Kisah Mesra Antara Aku dan Orang Cina di Sekitarku
By MomaLiza - 10.42.00
![]() |
Keluarga Besar |
Tulisan kali ini hampir seluruhnya tentang kenangan. Juga curhat tentunya. Kali ini aku mengabaikan SEO dan segala pernik optimasi blog. Aku hanya ingin menyampaikan keresahanku. Karena issue SARA yang kian memanas.
Suasana
belakangan ini sungguh tak nyaman. Dan aku pun
mengira-ngira, apa yang sekiranya dirasakan om dan tante-ku, dua orang adik
mamaku yang berdarah asli Cina.
Apakah aku
ada keturunan Cina? Tidak.
Meski tak memiliki setetespun darah Cina, Abahku
memiliki wajah oriental. Ini mungkin bisa menjelaskan mengapa sebagian anakku
juga memiliki mata sipit dan berkulit putih, meski emaknya berkulit eksotis
(baca : gelap).
Masa Kecil di Kepulauan
Masa kecilku
berlalu dengan menyenangkan di kota Kabupaten Tembilahan. Salah satu pulau di
antara pulau-pulau kecil yang ada di Kepulauan Riau. Udara laut yang panas,
sungai tenang bewarna cokelat muda, jembatan-jembatan kayu, rumah-rumah kayu
beratap seng, dan keramahan penduduk yang
terdiri dari beragam etnis menjadi pemandangan sehari-hari.
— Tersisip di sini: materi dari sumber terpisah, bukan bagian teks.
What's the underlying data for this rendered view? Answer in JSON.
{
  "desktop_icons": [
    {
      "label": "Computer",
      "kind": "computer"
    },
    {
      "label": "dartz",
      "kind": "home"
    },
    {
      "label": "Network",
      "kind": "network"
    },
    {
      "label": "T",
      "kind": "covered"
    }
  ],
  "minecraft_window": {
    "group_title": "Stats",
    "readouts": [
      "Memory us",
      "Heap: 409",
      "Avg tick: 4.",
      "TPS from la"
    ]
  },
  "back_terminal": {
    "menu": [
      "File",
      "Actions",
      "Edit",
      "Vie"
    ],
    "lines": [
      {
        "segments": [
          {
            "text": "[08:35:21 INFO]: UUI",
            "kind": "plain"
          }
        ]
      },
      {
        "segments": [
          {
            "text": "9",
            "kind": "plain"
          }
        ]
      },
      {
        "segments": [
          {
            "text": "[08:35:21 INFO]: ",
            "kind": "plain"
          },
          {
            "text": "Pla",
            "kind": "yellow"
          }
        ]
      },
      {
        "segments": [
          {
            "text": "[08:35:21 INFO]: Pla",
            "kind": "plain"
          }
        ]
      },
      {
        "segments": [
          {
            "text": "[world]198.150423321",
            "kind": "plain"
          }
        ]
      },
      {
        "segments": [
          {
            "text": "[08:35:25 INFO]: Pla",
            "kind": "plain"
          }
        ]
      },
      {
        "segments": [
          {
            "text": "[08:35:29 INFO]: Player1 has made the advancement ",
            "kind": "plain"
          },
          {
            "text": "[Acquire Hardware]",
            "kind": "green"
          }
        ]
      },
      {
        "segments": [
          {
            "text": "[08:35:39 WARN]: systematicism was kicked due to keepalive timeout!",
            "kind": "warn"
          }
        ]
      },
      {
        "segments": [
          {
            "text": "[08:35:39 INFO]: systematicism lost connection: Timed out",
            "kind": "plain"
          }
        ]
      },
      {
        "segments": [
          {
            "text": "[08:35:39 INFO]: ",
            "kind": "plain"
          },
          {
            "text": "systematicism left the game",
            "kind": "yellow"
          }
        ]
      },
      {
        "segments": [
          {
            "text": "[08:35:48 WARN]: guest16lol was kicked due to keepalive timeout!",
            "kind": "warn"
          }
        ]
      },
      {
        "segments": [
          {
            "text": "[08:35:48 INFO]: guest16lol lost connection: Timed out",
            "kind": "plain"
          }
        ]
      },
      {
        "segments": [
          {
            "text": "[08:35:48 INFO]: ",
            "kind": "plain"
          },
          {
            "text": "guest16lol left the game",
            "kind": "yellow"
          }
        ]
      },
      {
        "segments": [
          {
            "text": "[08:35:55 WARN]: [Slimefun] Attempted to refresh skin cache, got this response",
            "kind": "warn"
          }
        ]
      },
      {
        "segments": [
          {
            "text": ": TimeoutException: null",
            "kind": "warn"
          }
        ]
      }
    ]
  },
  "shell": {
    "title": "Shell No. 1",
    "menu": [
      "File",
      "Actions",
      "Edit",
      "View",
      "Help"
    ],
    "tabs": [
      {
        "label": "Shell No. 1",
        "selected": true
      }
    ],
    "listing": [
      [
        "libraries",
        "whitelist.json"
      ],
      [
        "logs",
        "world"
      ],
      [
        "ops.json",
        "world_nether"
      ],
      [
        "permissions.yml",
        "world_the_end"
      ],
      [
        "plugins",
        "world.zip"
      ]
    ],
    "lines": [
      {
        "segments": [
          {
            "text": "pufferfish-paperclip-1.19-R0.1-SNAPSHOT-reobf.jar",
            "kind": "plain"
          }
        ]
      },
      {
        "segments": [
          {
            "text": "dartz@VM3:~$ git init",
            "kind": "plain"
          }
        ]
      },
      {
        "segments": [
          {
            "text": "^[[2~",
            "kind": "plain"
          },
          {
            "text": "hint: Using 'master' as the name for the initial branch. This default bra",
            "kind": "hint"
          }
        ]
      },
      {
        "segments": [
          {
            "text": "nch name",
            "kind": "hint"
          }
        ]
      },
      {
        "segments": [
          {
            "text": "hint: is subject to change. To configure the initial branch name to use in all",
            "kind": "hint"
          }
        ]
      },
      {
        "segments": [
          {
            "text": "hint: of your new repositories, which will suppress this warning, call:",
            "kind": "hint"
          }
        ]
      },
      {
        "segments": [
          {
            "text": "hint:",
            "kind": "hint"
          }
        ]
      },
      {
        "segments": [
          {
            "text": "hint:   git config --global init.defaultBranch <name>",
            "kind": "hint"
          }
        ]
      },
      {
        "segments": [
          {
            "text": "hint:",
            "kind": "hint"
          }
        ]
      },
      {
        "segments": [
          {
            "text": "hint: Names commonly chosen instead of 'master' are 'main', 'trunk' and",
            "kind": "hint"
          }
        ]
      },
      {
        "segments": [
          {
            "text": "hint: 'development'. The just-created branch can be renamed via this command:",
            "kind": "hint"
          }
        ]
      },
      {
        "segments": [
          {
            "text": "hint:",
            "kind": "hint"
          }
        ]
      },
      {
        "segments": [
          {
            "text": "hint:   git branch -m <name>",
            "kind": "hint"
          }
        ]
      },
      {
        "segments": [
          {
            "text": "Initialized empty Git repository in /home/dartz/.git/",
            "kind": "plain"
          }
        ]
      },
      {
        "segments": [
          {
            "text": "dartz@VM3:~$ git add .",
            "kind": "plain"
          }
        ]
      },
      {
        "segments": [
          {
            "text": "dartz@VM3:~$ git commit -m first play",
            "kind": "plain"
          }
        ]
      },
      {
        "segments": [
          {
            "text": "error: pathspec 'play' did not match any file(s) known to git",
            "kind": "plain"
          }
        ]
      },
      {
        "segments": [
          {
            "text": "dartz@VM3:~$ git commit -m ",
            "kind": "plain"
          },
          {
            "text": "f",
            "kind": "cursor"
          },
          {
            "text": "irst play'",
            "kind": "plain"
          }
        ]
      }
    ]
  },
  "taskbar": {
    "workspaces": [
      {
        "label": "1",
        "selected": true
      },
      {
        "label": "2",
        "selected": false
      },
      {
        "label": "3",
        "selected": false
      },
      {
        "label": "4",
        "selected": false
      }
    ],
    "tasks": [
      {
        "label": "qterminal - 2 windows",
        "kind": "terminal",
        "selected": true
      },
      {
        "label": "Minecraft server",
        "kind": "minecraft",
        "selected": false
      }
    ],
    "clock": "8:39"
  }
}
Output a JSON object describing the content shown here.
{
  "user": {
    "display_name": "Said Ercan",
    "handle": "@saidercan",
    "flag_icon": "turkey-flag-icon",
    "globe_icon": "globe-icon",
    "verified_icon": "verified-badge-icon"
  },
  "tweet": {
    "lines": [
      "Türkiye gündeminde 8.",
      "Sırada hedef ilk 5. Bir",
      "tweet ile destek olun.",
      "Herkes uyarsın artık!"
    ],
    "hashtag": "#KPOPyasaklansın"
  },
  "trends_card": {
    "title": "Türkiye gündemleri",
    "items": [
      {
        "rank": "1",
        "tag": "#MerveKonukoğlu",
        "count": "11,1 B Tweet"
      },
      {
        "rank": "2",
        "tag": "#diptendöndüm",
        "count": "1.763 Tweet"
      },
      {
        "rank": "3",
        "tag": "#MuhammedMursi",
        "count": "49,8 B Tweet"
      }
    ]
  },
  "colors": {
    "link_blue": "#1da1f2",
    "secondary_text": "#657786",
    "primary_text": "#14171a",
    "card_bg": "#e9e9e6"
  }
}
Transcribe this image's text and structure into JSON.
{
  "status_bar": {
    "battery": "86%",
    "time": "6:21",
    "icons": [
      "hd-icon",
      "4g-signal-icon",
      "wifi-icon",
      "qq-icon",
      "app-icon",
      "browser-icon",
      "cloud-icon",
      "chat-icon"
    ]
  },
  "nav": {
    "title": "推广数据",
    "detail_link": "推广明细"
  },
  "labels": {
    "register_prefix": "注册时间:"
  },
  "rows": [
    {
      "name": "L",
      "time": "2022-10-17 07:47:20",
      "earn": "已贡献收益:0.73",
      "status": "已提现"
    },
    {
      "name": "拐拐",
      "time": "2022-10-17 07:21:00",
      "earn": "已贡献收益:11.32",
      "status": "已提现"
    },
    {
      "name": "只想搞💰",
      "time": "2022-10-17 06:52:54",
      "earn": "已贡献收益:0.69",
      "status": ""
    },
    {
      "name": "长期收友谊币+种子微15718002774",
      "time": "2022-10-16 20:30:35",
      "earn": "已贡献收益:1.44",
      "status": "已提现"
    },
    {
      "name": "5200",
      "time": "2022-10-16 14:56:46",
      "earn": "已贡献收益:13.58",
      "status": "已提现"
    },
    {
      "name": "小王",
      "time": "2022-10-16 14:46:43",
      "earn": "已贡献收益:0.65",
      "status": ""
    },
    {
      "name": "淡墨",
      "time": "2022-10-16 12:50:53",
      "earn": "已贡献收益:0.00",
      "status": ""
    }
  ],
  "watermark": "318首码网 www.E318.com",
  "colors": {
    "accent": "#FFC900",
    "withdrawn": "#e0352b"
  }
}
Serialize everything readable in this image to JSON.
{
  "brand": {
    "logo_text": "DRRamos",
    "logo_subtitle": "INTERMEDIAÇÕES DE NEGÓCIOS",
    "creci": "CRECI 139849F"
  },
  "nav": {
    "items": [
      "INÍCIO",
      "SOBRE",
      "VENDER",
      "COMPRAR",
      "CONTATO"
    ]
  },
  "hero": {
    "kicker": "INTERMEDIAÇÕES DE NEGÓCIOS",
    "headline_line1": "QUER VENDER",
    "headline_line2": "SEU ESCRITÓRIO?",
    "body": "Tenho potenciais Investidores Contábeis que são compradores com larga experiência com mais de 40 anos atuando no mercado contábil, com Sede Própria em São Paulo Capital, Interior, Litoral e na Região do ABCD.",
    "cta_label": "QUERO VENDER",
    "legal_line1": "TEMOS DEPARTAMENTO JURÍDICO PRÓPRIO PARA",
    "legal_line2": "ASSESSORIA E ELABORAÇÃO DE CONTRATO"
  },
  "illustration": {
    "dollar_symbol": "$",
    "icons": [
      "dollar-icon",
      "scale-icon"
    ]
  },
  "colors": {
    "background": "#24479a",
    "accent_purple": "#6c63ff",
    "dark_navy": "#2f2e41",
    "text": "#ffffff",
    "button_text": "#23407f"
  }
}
Tepatnya hingga aku
berusia 11 tahun.
Aku
bersekolah di SD Muhammadiyah, salah satu SD favorit pada masanya. Jangan heran
bila di dalam kelas, aku mempunyai teman-teman Cina sebagai saingan berat dalam
mata pelajaran apapun. Ya, bahkan dalam pelajaran Hadist dan Sejarah Islam.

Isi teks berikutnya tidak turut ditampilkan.